Elizabeth: The Struggle for the Throne by David Starkey focuses on Elizabeth Tudor’s childhood and rise to power, rather than the majority of Elizabeth biographies that focus on her entire life or just her reign. I knew a bit about Elizabeth’s upbringing before reading this book, but Starkey filled in the gaps and offered interesting information regarding the young Elizabeth’s interactions with those around her. One point I’ve always found interesting was the “frenemy” relationship Elizabeth had with her half-sister, Mary, whose mother was the Spanish Catherine of Aragon. Growing up, Elizabeth and Mary suffered much the same in being “de-legitimatized” in favor of their younger half-brother Edward, whose mother was Jane Seymour. While Edward was alive, the young women commiserated their lot with each other, yet held tenderness toward their younger brother. Elizabeth, however, was closer to Edward in age and seemed to perhaps have a stronger bond with him than Mary. This case may also be due to the fact that both Elizabeth and Edward were Protestant, while Mary remained a staunch Catholic like her mother.
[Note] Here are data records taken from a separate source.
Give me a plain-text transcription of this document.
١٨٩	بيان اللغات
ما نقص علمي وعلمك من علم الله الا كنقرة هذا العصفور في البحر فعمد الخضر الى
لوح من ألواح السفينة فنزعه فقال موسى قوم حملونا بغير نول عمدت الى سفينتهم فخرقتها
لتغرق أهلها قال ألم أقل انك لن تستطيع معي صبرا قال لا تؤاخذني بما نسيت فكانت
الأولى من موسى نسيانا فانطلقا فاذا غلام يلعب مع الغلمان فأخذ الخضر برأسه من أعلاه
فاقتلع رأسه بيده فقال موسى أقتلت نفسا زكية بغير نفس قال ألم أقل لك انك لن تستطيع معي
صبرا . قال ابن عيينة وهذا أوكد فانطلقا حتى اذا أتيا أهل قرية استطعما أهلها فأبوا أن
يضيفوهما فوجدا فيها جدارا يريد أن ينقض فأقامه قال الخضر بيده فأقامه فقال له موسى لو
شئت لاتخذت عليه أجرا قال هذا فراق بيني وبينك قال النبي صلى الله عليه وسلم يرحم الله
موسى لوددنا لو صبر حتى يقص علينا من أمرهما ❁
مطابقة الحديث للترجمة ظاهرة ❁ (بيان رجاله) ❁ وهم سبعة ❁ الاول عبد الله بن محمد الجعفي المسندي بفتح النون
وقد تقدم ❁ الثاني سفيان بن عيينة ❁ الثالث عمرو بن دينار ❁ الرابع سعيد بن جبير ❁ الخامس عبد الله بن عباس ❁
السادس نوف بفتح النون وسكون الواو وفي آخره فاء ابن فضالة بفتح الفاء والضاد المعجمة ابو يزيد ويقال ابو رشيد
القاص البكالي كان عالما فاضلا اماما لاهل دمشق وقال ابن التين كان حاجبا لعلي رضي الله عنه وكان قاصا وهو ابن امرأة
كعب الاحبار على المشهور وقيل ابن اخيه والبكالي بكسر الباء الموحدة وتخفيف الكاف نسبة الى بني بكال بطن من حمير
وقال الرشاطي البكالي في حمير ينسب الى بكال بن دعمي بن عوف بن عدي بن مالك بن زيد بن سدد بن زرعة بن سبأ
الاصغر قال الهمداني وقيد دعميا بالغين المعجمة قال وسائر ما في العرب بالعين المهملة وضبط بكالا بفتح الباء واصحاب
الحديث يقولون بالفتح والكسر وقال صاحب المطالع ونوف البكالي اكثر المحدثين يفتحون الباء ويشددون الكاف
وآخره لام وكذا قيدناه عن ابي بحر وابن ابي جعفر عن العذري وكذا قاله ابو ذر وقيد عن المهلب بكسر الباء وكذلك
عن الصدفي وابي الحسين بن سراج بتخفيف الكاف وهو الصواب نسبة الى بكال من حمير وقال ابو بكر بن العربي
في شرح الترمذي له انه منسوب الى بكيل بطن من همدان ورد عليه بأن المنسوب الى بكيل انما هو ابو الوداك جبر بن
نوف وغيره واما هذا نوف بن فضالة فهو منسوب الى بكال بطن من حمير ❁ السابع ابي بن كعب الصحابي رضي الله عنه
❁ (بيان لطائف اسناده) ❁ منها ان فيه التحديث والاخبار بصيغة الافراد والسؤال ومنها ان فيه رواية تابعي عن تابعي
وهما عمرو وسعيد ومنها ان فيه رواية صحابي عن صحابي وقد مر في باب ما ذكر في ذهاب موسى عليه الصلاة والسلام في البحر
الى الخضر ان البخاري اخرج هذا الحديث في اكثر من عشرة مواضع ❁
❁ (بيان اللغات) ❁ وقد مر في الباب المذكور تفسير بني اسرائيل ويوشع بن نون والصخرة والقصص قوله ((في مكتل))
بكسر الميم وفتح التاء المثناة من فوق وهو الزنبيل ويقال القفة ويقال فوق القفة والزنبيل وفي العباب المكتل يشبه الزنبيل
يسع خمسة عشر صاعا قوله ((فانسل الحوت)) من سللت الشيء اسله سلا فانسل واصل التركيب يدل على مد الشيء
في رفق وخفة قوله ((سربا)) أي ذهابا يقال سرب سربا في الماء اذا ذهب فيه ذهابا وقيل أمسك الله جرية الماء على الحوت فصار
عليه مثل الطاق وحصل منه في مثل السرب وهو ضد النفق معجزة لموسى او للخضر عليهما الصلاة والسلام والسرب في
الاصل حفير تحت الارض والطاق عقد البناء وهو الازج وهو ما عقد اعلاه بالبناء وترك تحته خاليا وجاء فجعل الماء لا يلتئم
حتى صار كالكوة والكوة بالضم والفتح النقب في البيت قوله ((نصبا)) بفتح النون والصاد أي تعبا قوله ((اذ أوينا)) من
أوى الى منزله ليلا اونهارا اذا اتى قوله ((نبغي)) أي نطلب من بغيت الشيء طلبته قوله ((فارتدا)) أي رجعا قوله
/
Although a princess, Elizabeth did not necessarily have a great childhood. She, along with her siblings, was shuffled among different guardians after her stepmother, Catherine Parr died. From what I gather, Catherine was actually kind and nurturing to Henry’s children and even led by example. Catherine had slightly “radical” religious beliefs at the time, and I believe Elizabeth absorbed those qualities, which only enhanced her Tudor qualities of ambition, confidence, and independence. Another adult who shaped her experience as a young woman was Thomas Seymour, brother of the late Jane Seymour. He was a guardian to Elizabeth after Catherine Parr’s death, but the relationship between him and Elizabeth is fraught with speculation. Even though Thomas in fact married Catherine Parr after Henry’s death, Thomas seems to have preferred Elizabeth as his wife despite her age. Historians are split on the relationship between the two: was it sexually abusive or was it consensual? The famous assault in the garden where Elizabeth had her gown cut up certainly points to abuse. Perhaps Elizabeth’s early negative experiences with Thomas Seymour instilled within her the belief that she must keep men at an arm’s length, for any man close to her only ever wanted her for her power. Elizabeth understood from an early age the importance, for herself and for the Crown, to maintain control over her own lands and legacy without a man taking that from her.
The religious divide between the Mary and Elizabeth, as well as the bad blood between their mothers, was enough to slowly and surely drive a wedge between the sisters. And when Mary took the Crown after the young Edward passed away, she cracked down on England to return to “the old religion” and align itself with Spain and the Habsburgs. In turn, she married King Philip of Spain, who was a very unpopular choice to the English people. Mary’s mistakes as Queen snowballed, and fueled by her rigid ways, soon imprisoned Elizabeth. To be fair, there were several plots occurring behind the scenes to get Elizabeth the Crown. All of which, Elizabeth claimed to know nothing about–although being an astute and politically minded young woman, I’m sure she knew and was involved.
If there is one thing that is consistent about Elizabeth’s rise to the throne, it’s that she was both her father’s daughter and her mother’s daughter: the product of ambition, intelligence, and cunning. Learned in literature, history, and various languages, Elizabeth was a born politician. At the same time, she always craved to be viewed favorably by her people and thus took a measured and counselled approach to much that she did, notably her slow transition away from Catholicism so as not to alienate half of the population. Despite her fierce independence, she understood the wisdom and value in taking advice from others for the good of the kingdom and to maintain popularity within her kingdom (aspects that were all in stark contrast to Mary’s reign.) Elizabeth was influenced by Mary and her reign in that she used it as a clear example of what NOT to do. Among these points: not to relinquish herself to a foreign power (like Mary to Philip), or a man, for the good of the Crown.
An interesting and enlightening biography of Elizabeth’s rise to the throne, David Starkey’s book will make you appreciate one of the greatest Queens in English history even more. I found the chapters about the religious transitions to be a be dry and dragging, but other than that, the personal details of Elizabeth’s experiences and personality were fascinating.